Notker's Sequences
Among the most complete and famous of these
monasteries was that of St. Gall. In that lonely
but sheltered spot on the lower slopes of the Alps,
and not far from Lake Constance, which gave access
to Southern Germany, there was cherished for centuries
a sacred fire of true enthusiasm for learning,
which spread its light by degrees into many a half-barbarous
court and distant convent. Here the
earliest and most strenuous efforts were made to
tame the rough mother-tongue of the Germans, and
teach it to express as far as might be the shades of
thought and feeling which the languages of Greece
and Rome had so marvellously embodied, and all
that the Christian faith had to say besides. There
exists in its archives a very ancient Latin and German
dictionary traditionally ascribed to St. Gall himself
(died 638), and many other glossaries, paraphrases, and
interlinear translations from the Latin. Among those
who thus occupied themselves in the ninth century was a monk named
Notker,
whom Walafrid, then Dean of St. Gall's, strongly urged to devote himself
to sacred poetry. He wrote, however, in Latin, and
his hymns therefore concern our subject only because
he was the originator of a form of Latin hymnology,
which when translated into German gave rise to the
earliest German hymns, properly so called, with which
we are acquainted. This was the Latin Sequence
or Prose. It was customary in all cases where a
Hallelujah was introduced to prolong the last syllable,
and to sing on the vowel "ah" a series of elaborate
passages intended to represent an outburst of jubilant
feeling. These were termed Sequences, because
they followed the Hallelujah and repeated its notes,
13
and were of course sung without words. What
Notker did was to write words for them, and he tells
us himself how he came to do it, in a letter addressed
to Bishop Luitward, to whom he dedicated a volume
of these compositions. "When I was yet young and
could not always succeed in retaining in my memory
the long-drawn melodies on the last syllable of the
Hallelujah, I cast about in my mind for some method
of making them easier to remember. Now it happened
that a certain priest from Gimedia came to us who
had an Antiphonarium, wherein were written some
strophes to these melodies, but indeed by no means
free from faults. This put it into my mind to
compose others for myself after the same manner.
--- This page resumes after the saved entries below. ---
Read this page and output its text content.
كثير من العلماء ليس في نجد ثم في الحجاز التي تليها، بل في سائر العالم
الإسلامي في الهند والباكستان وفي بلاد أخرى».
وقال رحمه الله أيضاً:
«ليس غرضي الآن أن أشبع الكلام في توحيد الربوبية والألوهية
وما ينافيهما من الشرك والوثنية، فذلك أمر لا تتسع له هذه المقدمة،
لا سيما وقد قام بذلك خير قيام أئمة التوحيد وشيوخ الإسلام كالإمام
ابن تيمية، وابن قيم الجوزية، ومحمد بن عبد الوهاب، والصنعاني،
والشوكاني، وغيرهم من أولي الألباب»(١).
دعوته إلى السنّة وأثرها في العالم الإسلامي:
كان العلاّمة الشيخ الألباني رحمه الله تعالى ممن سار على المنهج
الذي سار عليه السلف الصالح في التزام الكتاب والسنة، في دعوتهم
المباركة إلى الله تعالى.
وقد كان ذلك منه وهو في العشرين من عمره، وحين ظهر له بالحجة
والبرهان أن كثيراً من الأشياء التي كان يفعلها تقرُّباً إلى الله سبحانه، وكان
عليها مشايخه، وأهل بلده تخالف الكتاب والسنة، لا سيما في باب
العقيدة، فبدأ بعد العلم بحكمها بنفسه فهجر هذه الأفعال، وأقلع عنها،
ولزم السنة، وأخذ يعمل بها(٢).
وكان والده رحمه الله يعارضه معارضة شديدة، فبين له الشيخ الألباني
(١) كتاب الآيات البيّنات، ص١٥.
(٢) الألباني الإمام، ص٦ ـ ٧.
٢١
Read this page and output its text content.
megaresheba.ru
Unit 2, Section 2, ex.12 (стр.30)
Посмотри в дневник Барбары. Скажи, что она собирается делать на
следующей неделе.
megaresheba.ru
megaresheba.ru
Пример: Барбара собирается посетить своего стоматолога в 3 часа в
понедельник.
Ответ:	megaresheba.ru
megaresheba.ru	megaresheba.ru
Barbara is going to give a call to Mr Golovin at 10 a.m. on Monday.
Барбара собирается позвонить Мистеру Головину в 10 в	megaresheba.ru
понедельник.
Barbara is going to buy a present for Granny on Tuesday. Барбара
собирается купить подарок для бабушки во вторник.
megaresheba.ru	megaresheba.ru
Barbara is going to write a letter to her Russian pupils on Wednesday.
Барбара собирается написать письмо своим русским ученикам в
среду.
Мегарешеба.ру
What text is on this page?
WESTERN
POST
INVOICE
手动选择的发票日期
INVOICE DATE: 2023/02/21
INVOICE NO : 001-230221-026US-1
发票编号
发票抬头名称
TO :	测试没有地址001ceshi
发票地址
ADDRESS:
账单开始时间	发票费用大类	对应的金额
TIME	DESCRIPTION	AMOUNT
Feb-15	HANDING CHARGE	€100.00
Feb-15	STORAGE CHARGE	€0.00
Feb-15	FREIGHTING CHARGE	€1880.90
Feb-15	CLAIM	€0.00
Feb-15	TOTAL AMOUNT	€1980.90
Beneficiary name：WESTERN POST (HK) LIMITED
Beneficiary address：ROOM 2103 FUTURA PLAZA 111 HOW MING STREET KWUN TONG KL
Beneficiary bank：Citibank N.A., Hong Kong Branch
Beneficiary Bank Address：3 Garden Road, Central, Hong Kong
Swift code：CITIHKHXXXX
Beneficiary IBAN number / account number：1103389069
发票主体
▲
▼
I showed them to my teacher, Yso, whom they
pleased on the whole, only he remarked, that as many
notes as there were in the music, so many words
must there be in the text. At this suggestion I
went through my work again, and now Yso accepted
it with full approbation, and gave the text to the
boys to sing." These Sequences spread rapidly, for
they supplied the want that was beginning to be
felt of melodies in which sometimes the people could
join, and words which could be adapted to special
occasions beyond the ordinary service of the mass.
They increased in number therefore more quickly
than the hymns properly so called, and gradually
assumed a strictly metrical form, which at first they
did not possess. Notker himself composed thirty-five
of them; and one which still finds a place in
our own Burial Service, the
"Media vita in morte,"
is traditionally ascribed to him, and said to have
been written while watching some workmen building
14
the bridge of St. Martin at the peril of their lives.
It cannot however be certainly traced beyond the
eleventh century, but from that time onwards it was
in use in the Latin, and afterwards in a German
version as a battle-song, which was supposed to exert magical influences.